Testin - TES As A Tumour Suppressor

TES As A Tumour Suppressor

In December 2007, Boeda, Briggs et al. showed that the third LIM domain of TES displaces Mena from its usual subcellular positions (focal adhesions or the cell leading edge). The ENA/VASP protein family (of which Mena is a member) are anchored to specific proteins within the cell by a peptide motif consisting of a Phenylalanine residue, followed by four Proline residues - known as a FPPPP motif. It is the EVH1 domains of VASP/EVL proteins that directly contact the FPPPP motif. The precise architecture of the TES:MENA binding was revealed by X-ray crystallography, and showed that the 3rd LIM domain of TES covered up the FPPPP binding site within Menas EVH1 domain. Isothermal Titration Calorimetry showed that TES has a greater affinity for Mena than its canonical FPPPP ligand, as presented in the focal adhesion protein Zyxin. Using microscopy it was shown that either over-expression of GFP-tagged TES, or just the tagged third LIM domain displaced Mena from focal adhesions and reduced mean cell velocity.
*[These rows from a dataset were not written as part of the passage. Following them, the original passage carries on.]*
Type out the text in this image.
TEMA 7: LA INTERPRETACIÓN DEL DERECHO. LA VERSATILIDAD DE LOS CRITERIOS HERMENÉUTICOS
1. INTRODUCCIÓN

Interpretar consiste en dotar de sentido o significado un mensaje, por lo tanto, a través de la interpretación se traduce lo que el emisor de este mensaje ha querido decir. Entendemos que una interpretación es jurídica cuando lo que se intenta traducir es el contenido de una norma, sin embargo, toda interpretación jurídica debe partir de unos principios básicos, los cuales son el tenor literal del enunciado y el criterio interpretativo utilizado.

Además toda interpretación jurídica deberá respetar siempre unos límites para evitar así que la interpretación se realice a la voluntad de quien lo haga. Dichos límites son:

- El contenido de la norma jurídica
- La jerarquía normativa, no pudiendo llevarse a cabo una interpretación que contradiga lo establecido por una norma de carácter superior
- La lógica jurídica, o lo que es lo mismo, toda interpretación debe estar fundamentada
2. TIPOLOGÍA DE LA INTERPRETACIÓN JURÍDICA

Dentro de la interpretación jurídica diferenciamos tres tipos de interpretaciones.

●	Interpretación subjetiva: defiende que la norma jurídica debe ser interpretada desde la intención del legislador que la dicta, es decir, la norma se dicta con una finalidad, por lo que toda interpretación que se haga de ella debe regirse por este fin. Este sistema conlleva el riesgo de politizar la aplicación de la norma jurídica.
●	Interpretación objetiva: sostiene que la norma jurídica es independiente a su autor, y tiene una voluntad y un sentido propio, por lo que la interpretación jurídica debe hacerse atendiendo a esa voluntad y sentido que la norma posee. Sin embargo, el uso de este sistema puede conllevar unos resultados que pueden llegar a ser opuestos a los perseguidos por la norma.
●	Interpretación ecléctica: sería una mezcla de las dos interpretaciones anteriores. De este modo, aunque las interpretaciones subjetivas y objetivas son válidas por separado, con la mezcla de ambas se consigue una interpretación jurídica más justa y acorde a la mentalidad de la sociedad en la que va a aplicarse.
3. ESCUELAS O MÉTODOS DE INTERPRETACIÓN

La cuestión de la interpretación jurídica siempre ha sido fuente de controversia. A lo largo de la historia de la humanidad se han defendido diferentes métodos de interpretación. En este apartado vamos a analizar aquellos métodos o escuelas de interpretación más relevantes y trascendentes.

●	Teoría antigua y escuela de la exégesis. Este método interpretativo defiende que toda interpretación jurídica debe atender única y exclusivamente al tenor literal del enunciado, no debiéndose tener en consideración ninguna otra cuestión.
These finding were significant given that Mena is often over expressed in cancer cells, and is thought to be partly responsible for cancer cell motility, and therefore a factor is cancer Metastasis. TES is conversely, often not produced in cancer cells. It is possible that a drug designed to mimic TESs interaction with Mena could be used to prevent Metastasis and thus development of secondary tumours in cancer patients. Given this, the work was widely reported in the British press (the work was carried out by Cancer Research UK), and also in the international press.